Page 47 of Torment

“She remembers you too. However, she told me you and Jolie aren’t friends at all.”

I shrugged one shoulder. “Maybe Jolie just didn’t tell her about me.”

“That’s what I assumed at first. So I pressed her for details. She told me that while she was having coffee with Jolie a couple of months ago, she specifically asked her if she’d heard from you in the last eight years. Apparently Jolie said no. She was very clear about it.”

“How strange.”

Beck smiled thinly again. “Yes. Very strange. I have no idea why Jolie would choose to hide her friendship with you. So I started to wonder if you two were really friends at all, and I went and checked her phone records from the last few months.”

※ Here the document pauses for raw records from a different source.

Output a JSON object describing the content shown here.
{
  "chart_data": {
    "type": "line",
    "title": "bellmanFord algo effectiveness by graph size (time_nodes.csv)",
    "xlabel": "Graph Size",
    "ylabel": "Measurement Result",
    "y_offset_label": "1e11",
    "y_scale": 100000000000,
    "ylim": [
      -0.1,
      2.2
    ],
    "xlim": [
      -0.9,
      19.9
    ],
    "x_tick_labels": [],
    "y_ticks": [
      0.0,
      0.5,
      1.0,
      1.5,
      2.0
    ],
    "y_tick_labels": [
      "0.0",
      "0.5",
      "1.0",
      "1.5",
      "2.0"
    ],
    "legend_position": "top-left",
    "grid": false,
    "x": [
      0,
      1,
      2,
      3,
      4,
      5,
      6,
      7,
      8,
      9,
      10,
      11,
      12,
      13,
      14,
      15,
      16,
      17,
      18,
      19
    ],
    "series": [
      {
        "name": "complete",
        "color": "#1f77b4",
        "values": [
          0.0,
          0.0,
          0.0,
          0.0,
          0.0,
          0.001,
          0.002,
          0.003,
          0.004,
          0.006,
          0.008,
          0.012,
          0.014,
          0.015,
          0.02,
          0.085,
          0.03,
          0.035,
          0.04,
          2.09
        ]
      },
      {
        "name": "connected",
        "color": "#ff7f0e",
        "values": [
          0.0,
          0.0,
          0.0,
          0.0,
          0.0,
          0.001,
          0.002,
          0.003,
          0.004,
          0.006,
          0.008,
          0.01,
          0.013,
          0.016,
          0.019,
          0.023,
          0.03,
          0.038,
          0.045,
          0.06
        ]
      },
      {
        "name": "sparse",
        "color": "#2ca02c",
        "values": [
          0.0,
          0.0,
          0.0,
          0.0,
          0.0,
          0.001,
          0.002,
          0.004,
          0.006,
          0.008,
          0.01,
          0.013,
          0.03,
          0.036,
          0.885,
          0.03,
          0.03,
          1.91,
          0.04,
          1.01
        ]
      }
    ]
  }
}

I returned her smile. The phone records would help me. When I first started watching Jolie on a regular basis several months ago, I occasionally called her cell phone with my number withheld in the settings. I only did it when I knew she was too busy to answer or napping on the sofa at home. When she finally checked her phone, she would see that she had a missed call from a private number. She would have to shrug it off and assume it wasn’t important as the caller hadn’t left a message and there was also no way to call them back, given that the number was withheld. However, it would say on the records that my phone had called hers several times over the months, establishing some sort of basis for our alleged friendship.

At the time, I did it out of sheer paranoia that something like this might happen once I took her. I was glad I did, because it was paying off now.

Beck handed me a piece of paper with several dates and numbers highlighted in fluorescent yellow marker. “This is your number, isn’t it?” she said, pointing to the top one.

I nodded. “Yes. I called Jolie every so often, as friends tend to do.”

“It appears that way at first glance. But I looked deeper. It seems that while you called her, she never answered a single one of these calls. Every one of them went to voicemail.”

Jesus Christ, this woman didn’t quit.

“Detective, as I told you when we first met, Jolie isn’t much of a technology fan. She hardly ever checks her phone. I usually give her a call when I’m in town, and she almost never answers. That’s normal. She’s a busy girl. Work, friends, and so on. When she finally gets home and sees the missed call from me when she checks her phone, she walks across the road and says hi. No point in calling back when she can just come visit me, right?”

“I suppose so.” Beck had a strangely triumphant look on her face, as if I’d stepped right into a trap. “Speaking of your house across the road, I did some digging into that as well.”

I suppressed the urge to roll my eyes. “How resourceful of you.”

“You generally split your time between New York, Chicago, and New Orleans, don’t you?”

“Yes. My company has dealings everywhere, but our main branches are located in those places.”

She nodded. “So you own several properties in each city.”

“I do.”

“When I was looking into it, I noticed that the place you have listed as your primary residential address here in the city is a house in Audubon. Not the townhouse on St. Andrew Street near Jolie’s apartment building.”

I sighed. “So? I own a property financing company. It’s really not that unusual for me to own several houses in one city.”

“I know. But you only purchased the house on St. Andrew Street around seven months ago. You aren’t registered as living there officially, and none of Jolie’s neighbors remember seeing you there with her.”

I pointed to the scars on my face. “I don’t like hanging around my front yard and scaring the neighborhood kids away, if you can understand that,” I said in a frosty tone.

“Of course. I know you like to stay inside most of the time.”

I casually threw my hands up. “So what’s your point? I split my time between all my properties. That’s not illegal.”

She leaned forward, lips pressed into a taut line. “I know. But when I first spoke to the man who lives in the apartment across from Jolie’s, he said he got the impression that she had some sort of stalker.”

I stiffened. “Why?”

“He’s an old guy, and he hasn’t got a very good memory, so he couldn’t remember exactly why. Something she said to him, perhaps.”

I arranged my face into a troubled expression. “That’s very frightening. I really hope she wasn’t being stalked. Like I said before, I hope this is all a misunderstanding and she’s just flitted off to another state without telling anyone.”

Beck leaned back, twirling a pen in her left hand. “I don’t think there’s any misunderstanding. I think she had a stalker, and I think that stalker took her and did something to her.”

“That’s terrible if it’s true,” I said, knitting my hands together. “But I’m glad that Jolie has someone like you searching for her. You’re obviously very dedicated to the case.”